A study done by Stafford, Merolla, and Castle (2006) reported that the transition from being separated geographically to proximal increased partner interference. Based on the Communicative Interdependence Perspective, it was found that when partners switched from technologically mediated communication (TMC) to face-to-face (FtF) or vice versa, they experienced certain levels of discomfort. The transition from FtF to TMC communication can make it difficult to express one's emotions and can be easier to cause miscommunication. It is believed to be plausible that transitions can be a risk factor towards long-distance dating relationships.

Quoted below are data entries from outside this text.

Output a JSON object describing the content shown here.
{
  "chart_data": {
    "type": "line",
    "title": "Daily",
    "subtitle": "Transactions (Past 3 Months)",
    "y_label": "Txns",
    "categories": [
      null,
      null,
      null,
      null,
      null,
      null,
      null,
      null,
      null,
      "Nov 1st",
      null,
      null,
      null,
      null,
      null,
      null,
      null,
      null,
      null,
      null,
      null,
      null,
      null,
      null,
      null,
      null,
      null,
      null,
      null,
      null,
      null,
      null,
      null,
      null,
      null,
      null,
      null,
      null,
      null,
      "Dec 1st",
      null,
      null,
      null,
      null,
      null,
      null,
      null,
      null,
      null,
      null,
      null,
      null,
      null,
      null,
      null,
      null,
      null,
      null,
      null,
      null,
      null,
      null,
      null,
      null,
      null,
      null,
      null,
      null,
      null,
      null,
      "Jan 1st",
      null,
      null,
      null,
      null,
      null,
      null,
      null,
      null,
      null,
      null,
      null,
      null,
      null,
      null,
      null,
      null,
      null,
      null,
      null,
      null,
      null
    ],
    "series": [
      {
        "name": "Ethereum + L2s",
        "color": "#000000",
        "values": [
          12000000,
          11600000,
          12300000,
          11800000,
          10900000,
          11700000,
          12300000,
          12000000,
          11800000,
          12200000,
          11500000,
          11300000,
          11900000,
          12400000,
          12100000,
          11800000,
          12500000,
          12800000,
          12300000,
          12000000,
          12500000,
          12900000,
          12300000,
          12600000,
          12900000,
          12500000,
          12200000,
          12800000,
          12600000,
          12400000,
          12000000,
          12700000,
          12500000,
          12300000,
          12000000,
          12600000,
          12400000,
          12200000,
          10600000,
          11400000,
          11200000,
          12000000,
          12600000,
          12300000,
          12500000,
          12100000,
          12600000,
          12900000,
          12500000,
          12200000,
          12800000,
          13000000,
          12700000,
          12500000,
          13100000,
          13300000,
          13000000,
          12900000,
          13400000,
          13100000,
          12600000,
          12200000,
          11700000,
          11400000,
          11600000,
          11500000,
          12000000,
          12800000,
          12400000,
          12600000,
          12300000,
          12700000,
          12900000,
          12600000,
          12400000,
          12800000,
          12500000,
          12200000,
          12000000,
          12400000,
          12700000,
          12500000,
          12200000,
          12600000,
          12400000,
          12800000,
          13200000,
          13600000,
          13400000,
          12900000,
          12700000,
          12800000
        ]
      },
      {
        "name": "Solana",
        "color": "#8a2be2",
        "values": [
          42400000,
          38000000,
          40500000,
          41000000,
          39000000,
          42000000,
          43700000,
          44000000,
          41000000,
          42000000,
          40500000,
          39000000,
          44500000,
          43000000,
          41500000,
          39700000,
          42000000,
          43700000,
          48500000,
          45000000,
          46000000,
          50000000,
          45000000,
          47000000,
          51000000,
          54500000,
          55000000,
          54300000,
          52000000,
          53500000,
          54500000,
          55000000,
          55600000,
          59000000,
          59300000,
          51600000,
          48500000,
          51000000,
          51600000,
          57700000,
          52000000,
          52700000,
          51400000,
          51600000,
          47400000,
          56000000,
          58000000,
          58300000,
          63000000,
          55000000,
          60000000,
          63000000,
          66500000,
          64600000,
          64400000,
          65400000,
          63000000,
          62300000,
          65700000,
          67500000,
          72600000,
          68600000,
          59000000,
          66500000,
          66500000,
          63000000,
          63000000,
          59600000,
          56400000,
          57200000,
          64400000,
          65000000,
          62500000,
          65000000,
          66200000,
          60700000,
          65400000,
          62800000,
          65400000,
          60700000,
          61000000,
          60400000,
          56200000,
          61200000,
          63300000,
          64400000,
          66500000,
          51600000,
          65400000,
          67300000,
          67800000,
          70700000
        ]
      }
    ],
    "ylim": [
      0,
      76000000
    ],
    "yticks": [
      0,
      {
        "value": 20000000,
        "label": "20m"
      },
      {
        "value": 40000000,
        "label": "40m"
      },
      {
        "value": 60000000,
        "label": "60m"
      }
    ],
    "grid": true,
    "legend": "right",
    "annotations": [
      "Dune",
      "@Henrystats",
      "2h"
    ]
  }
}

Based on the analysis of the open-ended responses, 97% of respondents noted some type of relationship change associated with the LD-GC (geographically close) transition. When the respondents were asked about having the ability to have more face-to-face time when GC and the enjoyment of increased time spent together most comments were positive. For example, "We finally got to do all the 'little' things we'd been wanting to do for so long; we get to hold each other, wake up next to each other, eat together, etc." Many Individuals reported a loss of autonomy, following reunion. For example, many individuals liked and missed the "freedom" or "privacy" the distance allowed. Reports of "nagging", demanding or expecting "too much" were also frequent responses. Several individuals reported more conflict and "fighting" in their relationship after it became geographically close. Many said they felt the conflict in their relationship was not only more frequent but also more difficult to resolve. For example, one individual stated that, when his/her relationship was long-distance, they "fought less and if we did fight, problems were solved in a shorter amount of time." For some individuals living in the same location led to increased feelings of jealousy. After witnessing their partner's behavior, some participants said that they became increasingly concerned that their partners were currently "cheating" on them or had "cheated on them in the past." Reunion allowed the discovery of positive as well as negative characteristics about their partner, feeling that the partner had changed in some way since the relationship was long-distance.